# Planning My First Community Tank



## LolaQuigs (Mar 28, 2010)

I won't even begin to set it up for a few months, but it's never too early to research! Here's what I was thinking. Does anyone more experienced with these species have any thoughts on how feasible this is, stocking level, compatibility, etc.?

I'm leaning toward a 20 gallon long.

12 cardinal tetras
10 corydoras habrosus
6 hatchetfish
1 male guppy

Would this be overstocked? Are all of these species compatible? I thought this would make for a lively and somewhat colorful tank with fish that seem relatively easy to keep. Thoughts/suggestions are greatly appreciated!


----------



## MikeG14 (May 31, 2014)

I think your choices are good but you are a bit overstocked. I would lose the guppy right off the bat. Reduce the number of cardinals to 8, The corys to 6 and look for marble hatchets, they stay a little bit smaller. You will need some floating plants for the hatchets and make sure your filter isn't agitating the surface too much, they like still water. A lid is essential for hatchets, they are built for jumping.

You should consider using sand as your substrate for the corys. Also a 29 gallon tank has the same footprint as a 20 long. While you really can't stock with any more fish because of the surface area, you do have 9 more gallons of water to play with in case things go south water quality wise. 

It sounds like it's going to be a nice tank. You'll have action on all levels with your choices.


----------



## LolaQuigs (Mar 28, 2010)

Thanks for the feedback! I was a little concerned about stocking levels, but I did want to have a guppy since they're so pretty haha! I was thinking that if I couldn't find corydoras habrosus locally, I would just go with a more common species of cory and ditch the hatchetfish. Though everyone I've spoken to who has hatchets loves them. I didn't think about a 29 gallon tank; that might be a good option so I can safely house everyone! 

I was definitely going to go with sand as the substrate. I've read that hatchets are jumpers; I would probably go with a lid anyway just because I'm paranoid (maybe because most of my fishkeeping experience has been with bettas, who I never trust not to jump!). Are there any floating plants you'd suggest for beginners? I've had terrible luck with plants in the past, so I'd need something hardy and easy to keep, but preferably something that won't completely take over my tank!


----------



## MikeG14 (May 31, 2014)

I use anubias as floaters in my betta tanks, they are sturdy and easy to care for.
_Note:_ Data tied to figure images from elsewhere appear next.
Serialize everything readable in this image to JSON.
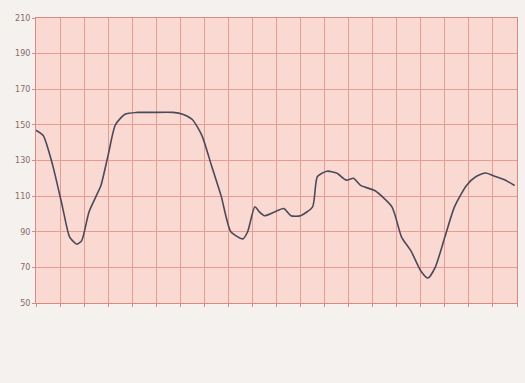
{
  "chart_data": {
    "type": "line",
    "x": [
      0.0,
      0.3,
      0.7,
      1.1,
      1.4,
      1.7,
      1.9,
      2.2,
      2.5,
      2.7,
      3.0,
      3.3,
      3.7,
      4.2,
      4.8,
      5.7,
      6.1,
      6.5,
      6.9,
      7.3,
      7.7,
      8.1,
      8.6,
      8.8,
      9.1,
      9.3,
      9.5,
      9.9,
      10.3,
      10.6,
      11.0,
      11.5,
      11.7,
      12.1,
      12.5,
      12.9,
      13.2,
      13.5,
      14.1,
      14.8,
      15.2,
      15.6,
      16.0,
      16.3,
      16.6,
      17.0,
      17.4,
      17.9,
      18.3,
      18.7,
      19.1,
      19.5,
      19.9
    ],
    "values": [
      147,
      144,
      127,
      104,
      87,
      83,
      85,
      101,
      110,
      116,
      133,
      150,
      156,
      157,
      157,
      157,
      156,
      153,
      144,
      127,
      110,
      90,
      86,
      90,
      104,
      101,
      99,
      101,
      103,
      99,
      99,
      104,
      121,
      124,
      123,
      119,
      120,
      116,
      113,
      104,
      87,
      79,
      68,
      64,
      70,
      87,
      104,
      116,
      121,
      123,
      121,
      119,
      116
    ],
    "color": "#4a4a5a",
    "xlim": [
      0,
      20
    ],
    "xticks": [
      0,
      1,
      2,
      3,
      4,
      5,
      6,
      7,
      8,
      9,
      10,
      11,
      12,
      13,
      14,
      15,
      16,
      17,
      18,
      19,
      20
    ],
    "ylim": [
      50,
      210
    ],
    "yticks": [
      50,
      70,
      90,
      110,
      130,
      150,
      170,
      190,
      210
    ],
    "grid": true,
    "tick_labels": "y"
  }
}
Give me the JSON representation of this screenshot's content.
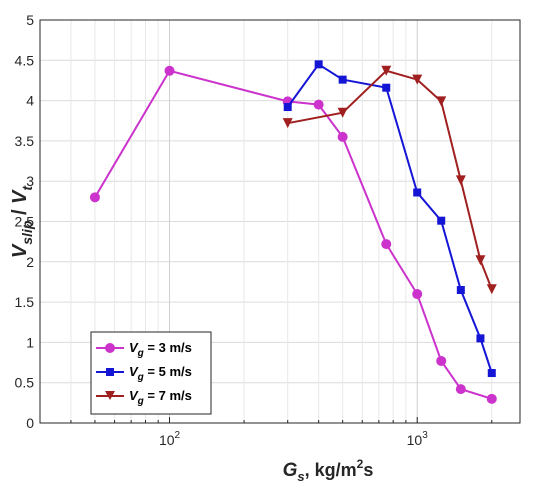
{
  "chart_data": {
    "type": "line",
    "x_scale": "log",
    "xlim": [
      30,
      2600
    ],
    "ylim": [
      0,
      5
    ],
    "y_ticks": [
      "0",
      "0.5",
      "1",
      "1.5",
      "2",
      "2.5",
      "3",
      "3.5",
      "4",
      "4.5",
      "5"
    ],
    "x_ticks": [
      {
        "base": "10",
        "exp": "2"
      },
      {
        "base": "10",
        "exp": "3"
      }
    ],
    "xlabel": {
      "main": "G",
      "sub": "s",
      "rest": ", kg/m",
      "sup": "2",
      "tail": "s"
    },
    "ylabel": {
      "v1": "V",
      "sub1": "slip",
      "sep": " / ",
      "v2": "V",
      "sub2": "t"
    },
    "grid": true,
    "legend_position": "bottom-left",
    "series": [
      {
        "legend": {
          "main": "V",
          "sub": "g",
          "rest": " = 3 m/s"
        },
        "color": "#cc33cc",
        "marker": "circle",
        "x": [
          50,
          100,
          300,
          400,
          500,
          750,
          1000,
          1250,
          1500,
          2000
        ],
        "y": [
          2.8,
          4.37,
          3.99,
          3.95,
          3.55,
          2.22,
          1.6,
          0.77,
          0.42,
          0.3
        ]
      },
      {
        "legend": {
          "main": "V",
          "sub": "g",
          "rest": " = 5 m/s"
        },
        "color": "#1515d6",
        "marker": "square",
        "x": [
          300,
          400,
          500,
          750,
          1000,
          1250,
          1500,
          1800,
          2000
        ],
        "y": [
          3.92,
          4.45,
          4.26,
          4.16,
          2.86,
          2.51,
          1.65,
          1.05,
          0.62
        ]
      },
      {
        "legend": {
          "main": "V",
          "sub": "g",
          "rest": " = 7 m/s"
        },
        "color": "#a02020",
        "marker": "triangle-down",
        "x": [
          300,
          500,
          750,
          1000,
          1250,
          1500,
          1800,
          2000
        ],
        "y": [
          3.72,
          3.85,
          4.37,
          4.26,
          3.99,
          3.01,
          2.02,
          1.66
        ]
      }
    ]
  }
}
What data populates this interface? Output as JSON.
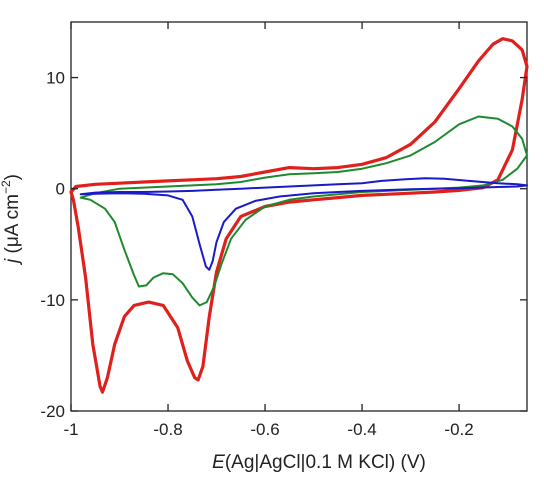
{
  "chart_data": {
    "type": "line",
    "title": "",
    "xlabel": {
      "italic": "E",
      "rest": "(Ag|AgCl|0.1 M KCl)  (V)"
    },
    "ylabel": {
      "italic": "j",
      "rest": " (μA cm",
      "sup": "−2",
      "close": ")"
    },
    "xlim": [
      -1.0,
      -0.06
    ],
    "ylim": [
      -20,
      15
    ],
    "xticks": [
      -1.0,
      -0.8,
      -0.6,
      -0.4,
      -0.2
    ],
    "xtick_labels": [
      "-1",
      "-0.8",
      "-0.6",
      "-0.4",
      "-0.2"
    ],
    "yticks": [
      -20,
      -10,
      0,
      10
    ],
    "ytick_labels": [
      "-20",
      "-10",
      "0",
      "10"
    ],
    "grid": false,
    "legend": "none",
    "series": [
      {
        "color": "#e0201c",
        "points": [
          [
            -0.06,
            11.0
          ],
          [
            -0.07,
            12.5
          ],
          [
            -0.09,
            13.3
          ],
          [
            -0.11,
            13.5
          ],
          [
            -0.13,
            13.0
          ],
          [
            -0.16,
            11.5
          ],
          [
            -0.2,
            9.0
          ],
          [
            -0.25,
            6.0
          ],
          [
            -0.3,
            4.0
          ],
          [
            -0.35,
            2.8
          ],
          [
            -0.4,
            2.2
          ],
          [
            -0.45,
            1.9
          ],
          [
            -0.5,
            1.8
          ],
          [
            -0.55,
            1.9
          ],
          [
            -0.6,
            1.5
          ],
          [
            -0.65,
            1.1
          ],
          [
            -0.7,
            0.9
          ],
          [
            -0.75,
            0.8
          ],
          [
            -0.8,
            0.7
          ],
          [
            -0.85,
            0.6
          ],
          [
            -0.9,
            0.5
          ],
          [
            -0.95,
            0.4
          ],
          [
            -0.99,
            0.2
          ],
          [
            -1.0,
            -0.3
          ],
          [
            -0.995,
            -1.0
          ],
          [
            -0.985,
            -3.5
          ],
          [
            -0.97,
            -8.0
          ],
          [
            -0.955,
            -14.0
          ],
          [
            -0.94,
            -17.8
          ],
          [
            -0.935,
            -18.3
          ],
          [
            -0.925,
            -17.0
          ],
          [
            -0.91,
            -14.0
          ],
          [
            -0.89,
            -11.5
          ],
          [
            -0.87,
            -10.5
          ],
          [
            -0.84,
            -10.2
          ],
          [
            -0.81,
            -10.5
          ],
          [
            -0.78,
            -12.5
          ],
          [
            -0.76,
            -15.5
          ],
          [
            -0.745,
            -17.0
          ],
          [
            -0.738,
            -17.2
          ],
          [
            -0.728,
            -16.0
          ],
          [
            -0.715,
            -11.5
          ],
          [
            -0.7,
            -7.5
          ],
          [
            -0.68,
            -4.5
          ],
          [
            -0.65,
            -2.5
          ],
          [
            -0.6,
            -1.6
          ],
          [
            -0.55,
            -1.2
          ],
          [
            -0.5,
            -1.0
          ],
          [
            -0.45,
            -0.8
          ],
          [
            -0.4,
            -0.6
          ],
          [
            -0.35,
            -0.5
          ],
          [
            -0.3,
            -0.4
          ],
          [
            -0.25,
            -0.3
          ],
          [
            -0.2,
            -0.15
          ],
          [
            -0.15,
            0.1
          ],
          [
            -0.12,
            0.8
          ],
          [
            -0.09,
            3.5
          ],
          [
            -0.07,
            8.0
          ],
          [
            -0.06,
            11.0
          ]
        ]
      },
      {
        "color": "#1e8a2e",
        "points": [
          [
            -0.06,
            3.0
          ],
          [
            -0.07,
            4.5
          ],
          [
            -0.09,
            5.6
          ],
          [
            -0.12,
            6.3
          ],
          [
            -0.16,
            6.5
          ],
          [
            -0.2,
            5.8
          ],
          [
            -0.25,
            4.2
          ],
          [
            -0.3,
            3.0
          ],
          [
            -0.35,
            2.3
          ],
          [
            -0.4,
            1.8
          ],
          [
            -0.45,
            1.5
          ],
          [
            -0.5,
            1.4
          ],
          [
            -0.55,
            1.3
          ],
          [
            -0.6,
            1.0
          ],
          [
            -0.65,
            0.6
          ],
          [
            -0.7,
            0.4
          ],
          [
            -0.75,
            0.3
          ],
          [
            -0.8,
            0.2
          ],
          [
            -0.85,
            0.1
          ],
          [
            -0.9,
            0.0
          ],
          [
            -0.95,
            -0.4
          ],
          [
            -0.98,
            -0.8
          ],
          [
            -0.96,
            -1.0
          ],
          [
            -0.93,
            -1.8
          ],
          [
            -0.91,
            -3.0
          ],
          [
            -0.89,
            -5.5
          ],
          [
            -0.87,
            -7.8
          ],
          [
            -0.86,
            -8.8
          ],
          [
            -0.845,
            -8.7
          ],
          [
            -0.83,
            -8.0
          ],
          [
            -0.81,
            -7.6
          ],
          [
            -0.79,
            -7.7
          ],
          [
            -0.77,
            -8.5
          ],
          [
            -0.75,
            -9.8
          ],
          [
            -0.735,
            -10.5
          ],
          [
            -0.72,
            -10.2
          ],
          [
            -0.705,
            -8.8
          ],
          [
            -0.69,
            -6.8
          ],
          [
            -0.67,
            -4.5
          ],
          [
            -0.64,
            -2.8
          ],
          [
            -0.6,
            -1.6
          ],
          [
            -0.55,
            -1.0
          ],
          [
            -0.5,
            -0.7
          ],
          [
            -0.45,
            -0.5
          ],
          [
            -0.4,
            -0.3
          ],
          [
            -0.3,
            -0.1
          ],
          [
            -0.2,
            0.1
          ],
          [
            -0.15,
            0.3
          ],
          [
            -0.11,
            0.8
          ],
          [
            -0.08,
            1.8
          ],
          [
            -0.06,
            3.0
          ]
        ]
      },
      {
        "color": "#1a1ac8",
        "points": [
          [
            -0.06,
            0.3
          ],
          [
            -0.08,
            0.4
          ],
          [
            -0.12,
            0.5
          ],
          [
            -0.18,
            0.7
          ],
          [
            -0.23,
            0.9
          ],
          [
            -0.27,
            0.95
          ],
          [
            -0.31,
            0.85
          ],
          [
            -0.36,
            0.7
          ],
          [
            -0.4,
            0.5
          ],
          [
            -0.45,
            0.4
          ],
          [
            -0.5,
            0.3
          ],
          [
            -0.55,
            0.2
          ],
          [
            -0.6,
            0.1
          ],
          [
            -0.65,
            0.0
          ],
          [
            -0.7,
            -0.1
          ],
          [
            -0.75,
            -0.2
          ],
          [
            -0.8,
            -0.25
          ],
          [
            -0.85,
            -0.3
          ],
          [
            -0.9,
            -0.3
          ],
          [
            -0.95,
            -0.35
          ],
          [
            -0.98,
            -0.5
          ],
          [
            -0.95,
            -0.45
          ],
          [
            -0.9,
            -0.4
          ],
          [
            -0.85,
            -0.45
          ],
          [
            -0.8,
            -0.6
          ],
          [
            -0.77,
            -1.0
          ],
          [
            -0.75,
            -2.5
          ],
          [
            -0.735,
            -5.0
          ],
          [
            -0.722,
            -7.0
          ],
          [
            -0.715,
            -7.3
          ],
          [
            -0.708,
            -6.5
          ],
          [
            -0.7,
            -4.8
          ],
          [
            -0.685,
            -3.0
          ],
          [
            -0.66,
            -1.8
          ],
          [
            -0.62,
            -1.1
          ],
          [
            -0.57,
            -0.7
          ],
          [
            -0.5,
            -0.4
          ],
          [
            -0.45,
            -0.3
          ],
          [
            -0.4,
            -0.2
          ],
          [
            -0.3,
            -0.05
          ],
          [
            -0.2,
            0.05
          ],
          [
            -0.12,
            0.15
          ],
          [
            -0.08,
            0.2
          ],
          [
            -0.06,
            0.3
          ]
        ]
      }
    ]
  }
}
You might want to think about a centerpiece fish. A single German blue ram would fit in pretty well with the hatchets & cardinals as far as temperature requirements. Not so much with the corys. You could do a single Bolivian ram they are a little more hardy, slightly larger and are fun to watch. And everybody, even the corys would be happy with the temperature.


----------



## LolaQuigs (Mar 28, 2010)

I've always been afraid to delve into the world of cichlids, but I will definitely read up on those rams!


----------



## MikeG14 (May 31, 2014)

I have Bolivians myself they do well in a community tank and stay small. One would be fine in your tank. They will occupy the bottom and as long as they aren't breeding they won't give the corys any trouble.


----------



## LolaQuigs (Mar 28, 2010)

Very cool-looking fish you have there! I'm definitely going to start researching them.


----------



## InStitches (May 26, 2014)

the rams are beautiful  I also like gourami as centerpieces. 

Dwarf Water Lettuce is a great floater.

+1 for the sand substrate. I really like Nat Geo's sand.


----------



## LolaQuigs (Mar 28, 2010)

I love the looks of dwarf gouramis, but I've read that they can be pretty sickly because of poor breeding.  I'll have to look into the care requirements for other types of gourami.


----------



## MikeG14 (May 31, 2014)

Gourami's might not mix well with the hatchets both occupying the upper realm of the tank. Rams can be tricky to feed with so many tetras swarming around, they will get out competed for food. They like to pick their food out of the substrate, _geophagus_ means earth sifter. I have to use a feeding tube to make sure they get their fair share. I learned that the hard way and have some pretty fat rummy noses to show for it. It took a few days to get the hang of it but my rams are eating like kings now. Just thought I'd warn you first.


----------